Нужен ларец, чтобы хранить их наследство. Нужна повозка, чтобы везти его с собой. Я чту то, что долговременней человека. Я хочу сберечь смысл потраченной жизни. Хочу выковать дарохранительницу, которой люди могли бы доверить всё, что в них есть.

И опять я смотрю на полузатонувшие корабли, медлящие в волнах пустыни. Всё-таки они плывут. И я понял: прежде всего нужно строить корабль, снаряжать караван, возводить храм — они долговечнее человека. Люди с радостью будут тратить себя на то, что драгоценнее их самих. Только тогда появятся художники, скульпторы, гравёры, чеканщики. Но чего ждать от человека, если трудится он для насущного хлеба, а не ради собственной вечности? Я напрасно потратил бы время, обучая таких работников законам архитектуры. Дом — подспорье их жизни, и бессмысленно тратить на него эту жизнь. Дом — средство и ничего больше. «Необходимость» — говорят они о доме и озабочены не домом, а его удобством. А в доме заняты накопительством. Копят и умирают нищими, не оставив после себя ни расшитых пелён, ни золочёной утвари, сложенной в трюме каменного корабля. Их понуждали тратить себя, а они постарались, чтобы тратились на них. Ушли и оставили после себя пустоту.

С такими мыслями бродил я среди людей моего народа тихим вечером, который всех отпустил на свободу, и смотрел, как они сидят на пороге жалких лачуг в измятой ветхой одежде, отдыхая после пчелиного усердия дня. Но думал я не о них — о душистом мёде, который они все вместе собрали сегодня.
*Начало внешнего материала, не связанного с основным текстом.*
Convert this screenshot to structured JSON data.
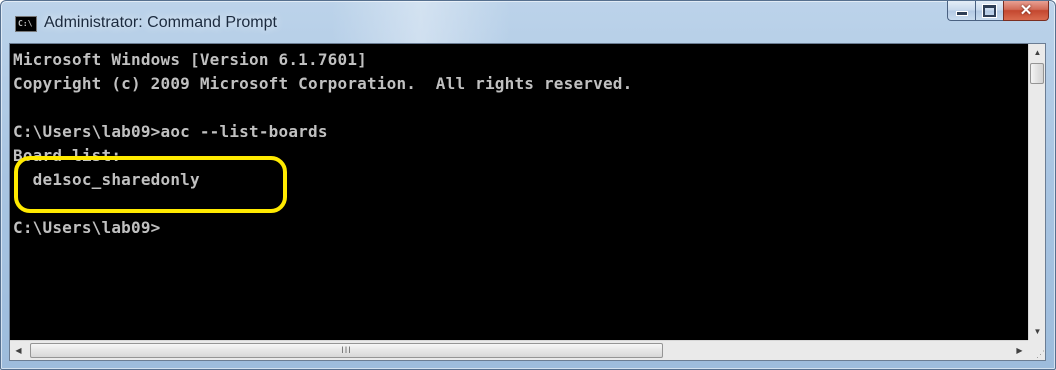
{
  "window": {
    "title": "Administrator: Command Prompt",
    "icon": "cmd-icon",
    "icon_text": "C:\\"
  },
  "caption_buttons": {
    "minimize_icon": "minimize-icon",
    "maximize_icon": "maximize-icon",
    "close_icon": "close-icon",
    "close_glyph": "✕"
  },
  "console": {
    "lines": [
      "Microsoft Windows [Version 6.1.7601]",
      "Copyright (c) 2009 Microsoft Corporation.  All rights reserved.",
      "",
      "C:\\Users\\lab09>aoc --list-boards",
      "Board list:",
      "  de1soc_sharedonly",
      "",
      "C:\\Users\\lab09>"
    ],
    "text_color": "#c0c0c0",
    "background_color": "#000000",
    "highlight_color": "#ffea00"
  },
  "scrollbars": {
    "up_arrow": "▲",
    "down_arrow": "▼",
    "left_arrow": "◀",
    "right_arrow": "▶",
    "grip": "III",
    "size_grip": "⋰"
  }
}
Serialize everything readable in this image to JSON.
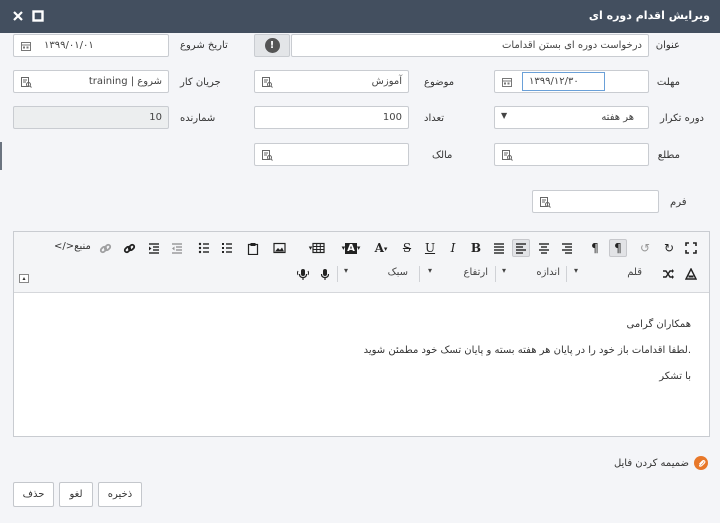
{
  "window": {
    "title": "ویرایش اقدام دوره ای"
  },
  "fields": {
    "title": {
      "label": "عنوان",
      "value": "درخواست دوره ای بستن اقدامات"
    },
    "start_date": {
      "label": "تاریخ شروع",
      "value": "۱۳۹۹/۰۱/۰۱"
    },
    "deadline": {
      "label": "مهلت",
      "value": "۱۳۹۹/۱۲/۳۰"
    },
    "subject": {
      "label": "موضوع",
      "value": "آموزش"
    },
    "workflow": {
      "label": "جریان کار",
      "value": "training | شروع"
    },
    "repeat": {
      "label": "دوره تکرار",
      "value": "هر هفته"
    },
    "count": {
      "label": "تعداد",
      "value": "100"
    },
    "counter": {
      "label": "شمارنده",
      "value": "10"
    },
    "notify": {
      "label": "مطلع",
      "value": ""
    },
    "owner": {
      "label": "مالک",
      "value": ""
    },
    "form": {
      "label": "فرم",
      "value": ""
    }
  },
  "toolbar": {
    "source_label": "منبع",
    "font_select": "قلم",
    "size_select": "اندازه",
    "height_select": "ارتفاع",
    "style_select": "سبک"
  },
  "editor": {
    "lines": [
      "همکاران گرامی",
      "لطفا اقدامات باز خود را در پایان هر هفته بسته و پایان تسک خود مطمئن شوید.",
      "با تشکر"
    ]
  },
  "attach": {
    "label": "ضمیمه کردن فایل"
  },
  "buttons": {
    "save": "ذخیره",
    "cancel": "لغو",
    "delete": "حذف"
  }
}
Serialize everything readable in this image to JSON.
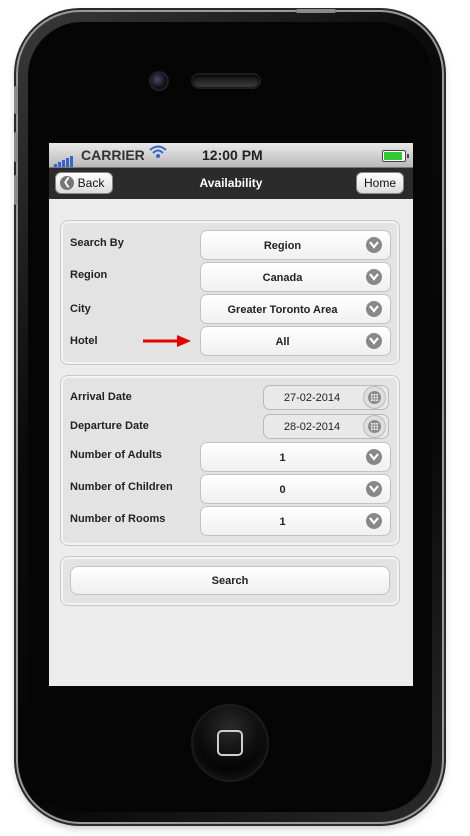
{
  "statusbar": {
    "carrier": "CARRIER",
    "time": "12:00 PM",
    "wifi_icon": "wifi-icon",
    "battery_level": 1.0
  },
  "navbar": {
    "title": "Availability",
    "back_label": "Back",
    "home_label": "Home"
  },
  "search_panel": {
    "rows": [
      {
        "label": "Search By",
        "value": "Region"
      },
      {
        "label": "Region",
        "value": "Canada"
      },
      {
        "label": "City",
        "value": "Greater Toronto Area"
      },
      {
        "label": "Hotel",
        "value": "All"
      }
    ]
  },
  "booking_panel": {
    "arrival_label": "Arrival Date",
    "arrival_value": "27-02-2014",
    "departure_label": "Departure Date",
    "departure_value": "28-02-2014",
    "adults_label": "Number of Adults",
    "adults_value": "1",
    "children_label": "Number of Children",
    "children_value": "0",
    "rooms_label": "Number of Rooms",
    "rooms_value": "1"
  },
  "actions": {
    "search_label": "Search"
  },
  "annotation": {
    "arrow_color": "#e00000"
  }
}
Я остановился и посмотрел на одного из них — слепого старика калеку. При малейшем движении он кряхтел, словно старое кресло, на вопросы отвечал не сразу, потому что прожитые годы затуманили для него смысл слов. Но тем осмысленней, тем проникновенней веяло от него работой, на которую он положил жизнь, веяло от узловатых рук, от дрожащих пальцев, — уже не вещественной, но ставшей благоуханным ароматом. Благодаря ей он чудесно отъединялся от своей коснеющей плоти, становясь всё счастливее, всё неуязвимей. Нетленнее. И, приближаясь к смерти, чувствовал не её леденящее дыхание, а дрожь мерцающих звёзд у себя в руках.